About Scheduling Strategies
Infor Production Scheduling uses both backward (pull) and forward (push) scheduling techniques.
- is demand-driven. You know what you have to deliver based on your orders. Therefore, you identify required preceding steps or batches and schedule them to enable the delivery. In other words, you know what to produce but want to know the required lead-time and feasible scheduling for it.
- is supply-driven. You know what you have in your inventory but want to determine when and what to make with it. This is especially useful when dealing with divergent product lines. For example, determining where you can produce different variations of a product and when you have a large supply that needs to be processed, even before there are orders.

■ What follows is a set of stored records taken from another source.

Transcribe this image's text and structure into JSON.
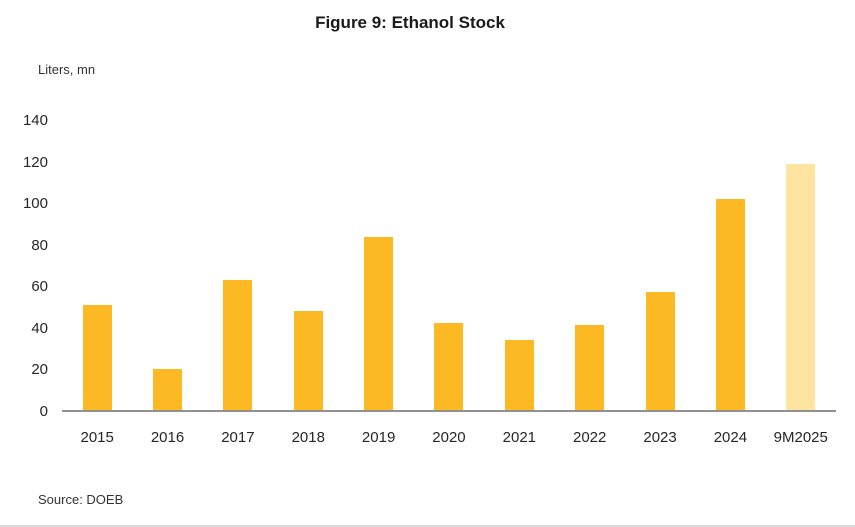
{
  "figure": {
    "title": "Figure 9: Ethanol Stock",
    "unit_label": "Liters, mn",
    "source": "Source: DOEB"
  },
  "colors": {
    "bar": "#FCB924",
    "bar_highlight": "#FDE4A0",
    "axis_line": "#919191",
    "tick_text": "#262626"
  },
  "chart_data": {
    "type": "bar",
    "categories": [
      "2015",
      "2016",
      "2017",
      "2018",
      "2019",
      "2020",
      "2021",
      "2022",
      "2023",
      "2024",
      "9M2025"
    ],
    "values": [
      51,
      20,
      63,
      48,
      84,
      42,
      34,
      41,
      57,
      102,
      119
    ],
    "title": "Figure 9: Ethanol Stock",
    "xlabel": "",
    "ylabel": "Liters, mn",
    "ylim": [
      0,
      140
    ],
    "yticks": [
      0,
      20,
      40,
      60,
      80,
      100,
      120,
      140
    ],
    "grid": false,
    "legend_position": "none",
    "highlight_last_bar": true
  }
}
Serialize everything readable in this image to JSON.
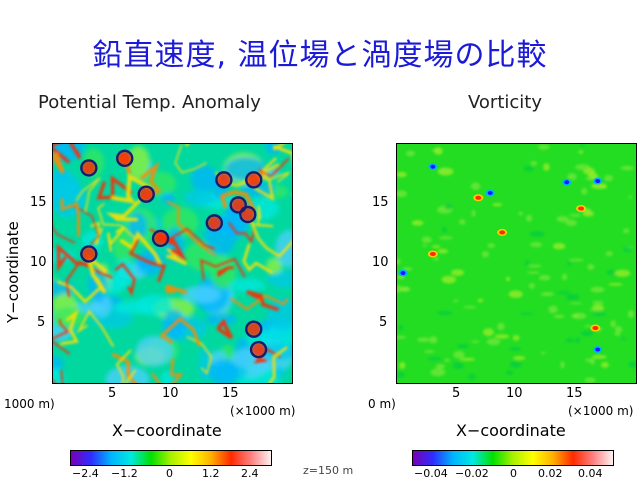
{
  "title": "鉛直速度, 温位場と渦度場の比較",
  "panels": [
    {
      "title": "Potential Temp. Anomaly",
      "ylabel": "Y−coordinate",
      "xlabel": "X−coordinate",
      "xunit": "(×1000 m)",
      "yunit": "1000 m)",
      "xticks": [
        "5",
        "10",
        "15"
      ],
      "yticks": [
        "15",
        "10",
        "5"
      ],
      "cbar_ticks": [
        "−2.4",
        "−1.2",
        "0",
        "1.2",
        "2.4"
      ]
    },
    {
      "title": "Vorticity",
      "xlabel": "X−coordinate",
      "xunit": "(×1000 m)",
      "yunit": "0 m)",
      "xticks": [
        "5",
        "10",
        "15"
      ],
      "yticks": [
        "15",
        "10",
        "5"
      ],
      "cbar_ticks": [
        "−0.04",
        "−0.02",
        "0",
        "0.02",
        "0.04"
      ]
    }
  ],
  "zlabel": "z=150 m",
  "chart_data": [
    {
      "type": "heatmap",
      "title": "Potential Temp. Anomaly",
      "xlabel": "X−coordinate",
      "ylabel": "Y−coordinate",
      "xlim": [
        0,
        20
      ],
      "ylim": [
        0,
        20
      ],
      "colorbar_range": [
        -2.4,
        2.4
      ],
      "circled_points": [
        {
          "x": 3,
          "y": 18
        },
        {
          "x": 6,
          "y": 18.8
        },
        {
          "x": 7.8,
          "y": 15.8
        },
        {
          "x": 14.3,
          "y": 17
        },
        {
          "x": 16.8,
          "y": 17
        },
        {
          "x": 15.5,
          "y": 14.9
        },
        {
          "x": 16.3,
          "y": 14.1
        },
        {
          "x": 13.5,
          "y": 13.4
        },
        {
          "x": 9,
          "y": 12.1
        },
        {
          "x": 3,
          "y": 10.8
        },
        {
          "x": 16.8,
          "y": 4.5
        },
        {
          "x": 17.2,
          "y": 2.8
        }
      ]
    },
    {
      "type": "heatmap",
      "title": "Vorticity",
      "xlabel": "X−coordinate",
      "xlim": [
        0,
        20
      ],
      "ylim": [
        0,
        20
      ],
      "colorbar_range": [
        -0.04,
        0.04
      ],
      "positive_spots": [
        {
          "x": 3,
          "y": 10.8
        },
        {
          "x": 8.8,
          "y": 12.6
        },
        {
          "x": 15.4,
          "y": 14.6
        },
        {
          "x": 16.6,
          "y": 4.6
        },
        {
          "x": 6.8,
          "y": 15.5
        }
      ],
      "negative_spots": [
        {
          "x": 7.8,
          "y": 15.9
        },
        {
          "x": 3,
          "y": 18.1
        },
        {
          "x": 14.2,
          "y": 16.8
        },
        {
          "x": 16.8,
          "y": 2.8
        },
        {
          "x": 16.8,
          "y": 16.9
        },
        {
          "x": 0.5,
          "y": 9.2
        }
      ]
    }
  ],
  "colors": {
    "title": "#1a1ad8",
    "circle": "#1b1b6e"
  }
}
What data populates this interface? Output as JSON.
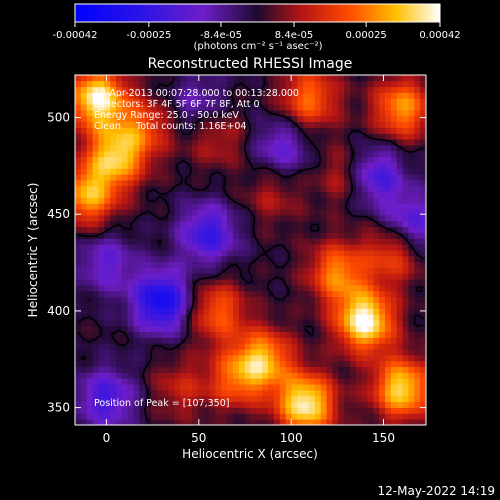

If one of the stages has less than the required capacity, it will limit output and thus becomes the production bottleneck. When such a bottleneck occurs, it is a common practice that the processes for that particular stage are scheduled first to achieve an optimal solution. You start from that bottleneck and create the inflows required for it, i.e., trigger the activities to provide the required inputs. Then, create the outflows needed in the stages that come after it.
Forward or push scheduling strategy is used in situations in which you can produce different variations of a product. First, you define what ingredients are available. Second, you define the sequence of steps to follow to arrive at specific end products. You are effectively scheduling batches forward to use existing inputs. You are therefore pushing what you have down a production path, thus forward or push scheduling. This scheduling approach is used together with pull scheduling to deal with production bottlenecks. First, schedule activities for the bottleneck stage to achieve an optimal solution. Second, create inflows for the bottleneck stage, i.e., (backward) schedule the steps to provide the required inputs. Third, schedule process batches to create products using the available inputs from the bottleneck stage, i.e., create outflows needed in the stages that come after the bottleneck. The push scheduling strategy underlies the create outflow function.
Here is another example of using forward scheduling. You process vegetables that are harvested once a year. They need to be canned quickly, but there are no existing orders. You can push it forward to be canned as bright stock (white stock) and then labeled as the orders come in.
Backward scheduling or pull scheduling is the main strategy used by Infor Production Scheduling to arrive at an optimum schedule. First, you identify what is to be produced. Second, you identify the steps needed to produce the items. You effectively schedule backward in time, working from the end product or final steps backward to the ingredients or preceding steps. It is, therefore, called backward or pull scheduling strategy. You schedule the required preceding batches as is needed to most efficiently make what you want to produce.